Pemerintah pusat lupa menyebarkan investasi di luar tanah Jawa, terlebih khusus lagi di luar Jakarta. Kesenjangan pembangunan selama ini menyebabkan hanya Jawa yang dikejar sebagai tujuan investasi, termasuk sedikit di Papua dan Kalimantan. Kalbar, sebagai daerah yang memiliki sumber daya alam, sumber daya budaya, dan sumber daya manusia yang majemuk, seakan tak dilirik sebagai model pertumbuhan baru.

Pemerintah pusat terlalu disibukkan dengan masalah-masalah sederhana yang terkait dengan kelebihan uang sehingga memicu informasi yang negatif, misalnya korupsi atau pembangunan ruangan Badan Anggaran (Banggar DPR). Bahkan, daya serap anggaran di pemerintah pusat sedikit, sehingga anggaran sisa mencapai 10-30 persen per tahun.

Apa salahnya Kalbar? Barangkali karena kekurangan demi kekurangan dibandingkan dengan Jawa. Tetapi, bukannya Jawa juga mengandung kekurangan, terutama dalam keterbatasan lahan? Jumlah penduduk di Jawa juga makin besar. Dalam pemilu saja, 65 persen pemilih berasal dari pulau Jawa. Sekalipun Jawa dihuni oleh beragam etnis, tetap saja dari sisi penyebaran penduduk terasa timpang. Hal ini tidak terlepas dari kesenjangan lain, terutama kesenjangan di bidang pembangunan kebutuhan dasar penduduk antara Jawa dan luar Jawa. Besarnya jumlah penduduk juga berarti mendesak bagi pengalihfungsian lahan-lahan pertanian menjadi lahan-lahan pemukiman.

Mumpung Kalbar masih memiliki banyak lahan kosong, penyusunan blue-print pembangunan menjadi lebih mudah. Apalagi bagi Partai Golkar yang sudah menyusun blue-print Indonesia 2045 akan makin baik apabila melalui pendekatan kewilayahan. Sekalipun masuk sebagai kesatuan geopolitik dan geostrategis, Kalbar khususnya dan Kalimantan umumnya perlu model-model khusus untuk tetap menjaga pertumbuhan ekonomi di Jawa, sekaligus juga memastikan jalur distribusi barang dan jasa tidak lagi tergantung kepada luar negeri.

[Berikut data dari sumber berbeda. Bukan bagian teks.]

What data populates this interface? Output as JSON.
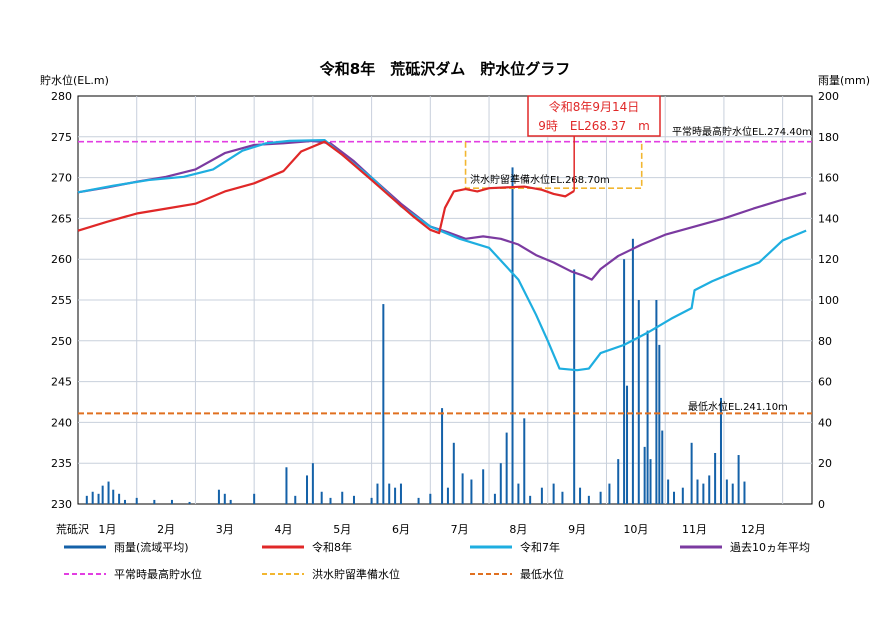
{
  "chart_data": {
    "type": "line",
    "title": "令和8年　荒砥沢ダム　貯水位グラフ",
    "ylabel_left": "貯水位(EL.m)",
    "ylabel_right": "雨量(mm)",
    "ylim_left": [
      230,
      280
    ],
    "ylim_right": [
      0,
      200
    ],
    "yticks_left": [
      "280",
      "275",
      "270",
      "265",
      "260",
      "255",
      "250",
      "245",
      "240",
      "235",
      "230"
    ],
    "yticks_right": [
      "200",
      "180",
      "160",
      "140",
      "120",
      "100",
      "80",
      "60",
      "40",
      "20",
      "0"
    ],
    "xlim_months": [
      0,
      12
    ],
    "x_prefix": "荒砥沢",
    "months": [
      "1月",
      "2月",
      "3月",
      "4月",
      "5月",
      "6月",
      "7月",
      "8月",
      "9月",
      "10月",
      "11月",
      "12月"
    ],
    "grid": true,
    "callout": {
      "line1": "令和8年9月14日",
      "line2": "9時　EL268.37　m",
      "x": 8.45,
      "y": 268.37
    },
    "annotations": {
      "max_normal": "平常時最高貯水位EL.274.40m",
      "flood_ready": "洪水貯留準備水位EL.268.70m",
      "min_level": "最低水位EL.241.10m"
    },
    "reference_lines": {
      "max_normal": {
        "y": 274.4,
        "color": "#e23ee2"
      },
      "min_level": {
        "y": 241.1,
        "color": "#e07020"
      },
      "flood_ready": {
        "color": "#f2b630",
        "points": [
          [
            6.6,
            274.4
          ],
          [
            6.6,
            268.7
          ],
          [
            9.6,
            268.7
          ],
          [
            9.6,
            274.4
          ]
        ]
      }
    },
    "series": [
      {
        "name": "令和8年",
        "color": "#e02828",
        "points": [
          [
            0,
            263.5
          ],
          [
            0.5,
            264.6
          ],
          [
            1.0,
            265.6
          ],
          [
            1.5,
            266.2
          ],
          [
            2.0,
            266.8
          ],
          [
            2.5,
            268.3
          ],
          [
            3.0,
            269.3
          ],
          [
            3.5,
            270.8
          ],
          [
            3.8,
            273.2
          ],
          [
            4.2,
            274.4
          ],
          [
            4.5,
            272.8
          ],
          [
            5.0,
            269.7
          ],
          [
            5.3,
            267.8
          ],
          [
            5.7,
            265.3
          ],
          [
            6.0,
            263.6
          ],
          [
            6.15,
            263.2
          ],
          [
            6.25,
            266.3
          ],
          [
            6.4,
            268.3
          ],
          [
            6.6,
            268.6
          ],
          [
            6.8,
            268.3
          ],
          [
            7.0,
            268.7
          ],
          [
            7.3,
            268.8
          ],
          [
            7.6,
            268.9
          ],
          [
            7.9,
            268.5
          ],
          [
            8.1,
            268.0
          ],
          [
            8.3,
            267.7
          ],
          [
            8.45,
            268.37
          ]
        ]
      },
      {
        "name": "令和7年",
        "color": "#1eaee0",
        "points": [
          [
            0,
            268.2
          ],
          [
            0.6,
            269.0
          ],
          [
            1.2,
            269.7
          ],
          [
            1.8,
            270.1
          ],
          [
            2.3,
            271.0
          ],
          [
            2.8,
            273.3
          ],
          [
            3.2,
            274.2
          ],
          [
            3.6,
            274.5
          ],
          [
            4.2,
            274.6
          ],
          [
            4.5,
            272.8
          ],
          [
            5.0,
            270.0
          ],
          [
            5.5,
            266.5
          ],
          [
            6.0,
            264.0
          ],
          [
            6.5,
            262.5
          ],
          [
            7.0,
            261.4
          ],
          [
            7.5,
            257.5
          ],
          [
            7.8,
            253.2
          ],
          [
            8.0,
            250.0
          ],
          [
            8.2,
            246.6
          ],
          [
            8.5,
            246.4
          ],
          [
            8.7,
            246.6
          ],
          [
            8.9,
            248.5
          ],
          [
            9.3,
            249.5
          ],
          [
            9.7,
            251.0
          ],
          [
            10.1,
            252.7
          ],
          [
            10.45,
            254.0
          ],
          [
            10.5,
            256.2
          ],
          [
            10.8,
            257.3
          ],
          [
            11.2,
            258.5
          ],
          [
            11.6,
            259.6
          ],
          [
            12.0,
            262.3
          ],
          [
            12.4,
            263.5
          ]
        ]
      },
      {
        "name": "過去10ヵ年平均",
        "color": "#7b3aa0",
        "points": [
          [
            0,
            268.2
          ],
          [
            0.5,
            268.8
          ],
          [
            1.0,
            269.5
          ],
          [
            1.5,
            270.1
          ],
          [
            2.0,
            271.0
          ],
          [
            2.5,
            273.0
          ],
          [
            3.0,
            274.0
          ],
          [
            3.5,
            274.2
          ],
          [
            4.0,
            274.5
          ],
          [
            4.3,
            274.2
          ],
          [
            4.7,
            272.0
          ],
          [
            5.0,
            270.0
          ],
          [
            5.5,
            266.8
          ],
          [
            6.0,
            264.0
          ],
          [
            6.3,
            263.3
          ],
          [
            6.6,
            262.5
          ],
          [
            6.9,
            262.8
          ],
          [
            7.2,
            262.5
          ],
          [
            7.5,
            261.8
          ],
          [
            7.8,
            260.5
          ],
          [
            8.1,
            259.6
          ],
          [
            8.4,
            258.5
          ],
          [
            8.6,
            258.0
          ],
          [
            8.75,
            257.5
          ],
          [
            8.9,
            258.8
          ],
          [
            9.2,
            260.4
          ],
          [
            9.6,
            261.8
          ],
          [
            10.0,
            263.0
          ],
          [
            10.5,
            264.0
          ],
          [
            11.0,
            265.0
          ],
          [
            11.5,
            266.2
          ],
          [
            12.0,
            267.3
          ],
          [
            12.4,
            268.1
          ]
        ]
      }
    ],
    "rainfall": {
      "name": "雨量(流域平均)",
      "color": "#1461a8",
      "bars": [
        [
          0.15,
          4
        ],
        [
          0.25,
          6
        ],
        [
          0.35,
          5
        ],
        [
          0.42,
          9
        ],
        [
          0.52,
          11
        ],
        [
          0.6,
          7
        ],
        [
          0.7,
          5
        ],
        [
          0.8,
          2
        ],
        [
          1.0,
          3
        ],
        [
          1.3,
          2
        ],
        [
          1.6,
          2
        ],
        [
          1.9,
          1
        ],
        [
          2.4,
          7
        ],
        [
          2.5,
          5
        ],
        [
          2.6,
          2
        ],
        [
          3.0,
          5
        ],
        [
          3.55,
          18
        ],
        [
          3.7,
          4
        ],
        [
          3.9,
          14
        ],
        [
          4.0,
          20
        ],
        [
          4.15,
          6
        ],
        [
          4.3,
          3
        ],
        [
          4.5,
          6
        ],
        [
          4.7,
          4
        ],
        [
          5.0,
          3
        ],
        [
          5.1,
          10
        ],
        [
          5.2,
          98
        ],
        [
          5.3,
          10
        ],
        [
          5.4,
          8
        ],
        [
          5.5,
          10
        ],
        [
          5.8,
          3
        ],
        [
          6.0,
          5
        ],
        [
          6.2,
          47
        ],
        [
          6.3,
          8
        ],
        [
          6.4,
          30
        ],
        [
          6.55,
          15
        ],
        [
          6.7,
          12
        ],
        [
          6.9,
          17
        ],
        [
          7.1,
          5
        ],
        [
          7.2,
          20
        ],
        [
          7.3,
          35
        ],
        [
          7.4,
          165
        ],
        [
          7.5,
          10
        ],
        [
          7.6,
          42
        ],
        [
          7.7,
          4
        ],
        [
          7.9,
          8
        ],
        [
          8.1,
          10
        ],
        [
          8.25,
          6
        ],
        [
          8.45,
          115
        ],
        [
          8.55,
          8
        ],
        [
          8.7,
          4
        ],
        [
          8.9,
          6
        ],
        [
          9.05,
          10
        ],
        [
          9.2,
          22
        ],
        [
          9.3,
          120
        ],
        [
          9.35,
          58
        ],
        [
          9.45,
          130
        ],
        [
          9.55,
          100
        ],
        [
          9.65,
          28
        ],
        [
          9.7,
          85
        ],
        [
          9.75,
          22
        ],
        [
          9.85,
          100
        ],
        [
          9.9,
          78
        ],
        [
          9.95,
          36
        ],
        [
          10.05,
          12
        ],
        [
          10.15,
          6
        ],
        [
          10.3,
          8
        ],
        [
          10.45,
          30
        ],
        [
          10.55,
          12
        ],
        [
          10.65,
          10
        ],
        [
          10.75,
          14
        ],
        [
          10.85,
          25
        ],
        [
          10.95,
          52
        ],
        [
          11.05,
          12
        ],
        [
          11.15,
          10
        ],
        [
          11.25,
          24
        ],
        [
          11.35,
          11
        ]
      ]
    }
  },
  "legend": [
    {
      "label": "雨量(流域平均)",
      "color": "#1461a8",
      "style": "solid"
    },
    {
      "label": "令和8年",
      "color": "#e02828",
      "style": "solid"
    },
    {
      "label": "令和7年",
      "color": "#1eaee0",
      "style": "solid"
    },
    {
      "label": "過去10ヵ年平均",
      "color": "#7b3aa0",
      "style": "solid"
    },
    {
      "label": "平常時最高貯水位",
      "color": "#e23ee2",
      "style": "dashed"
    },
    {
      "label": "洪水貯留準備水位",
      "color": "#f2b630",
      "style": "dashed"
    },
    {
      "label": "最低水位",
      "color": "#e07020",
      "style": "dashed"
    }
  ]
}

Pemerintah pusat melalui Badan Perencanaan Pembangunan Nasional dan kementerian terkait sebetulnya sudah menyusun kawasan-kawasan ekonomi khusus. Hanya saja dukungan kurang terasa, terutama akibat perbedaan visi dan misi masing-masing menteri dan kepala daerah. Karena itu, partai dituntut menyusun program yang lebih komprehensif, sehingga mendapatkan dukungan luas dari seluruh stakeholders pembangunan.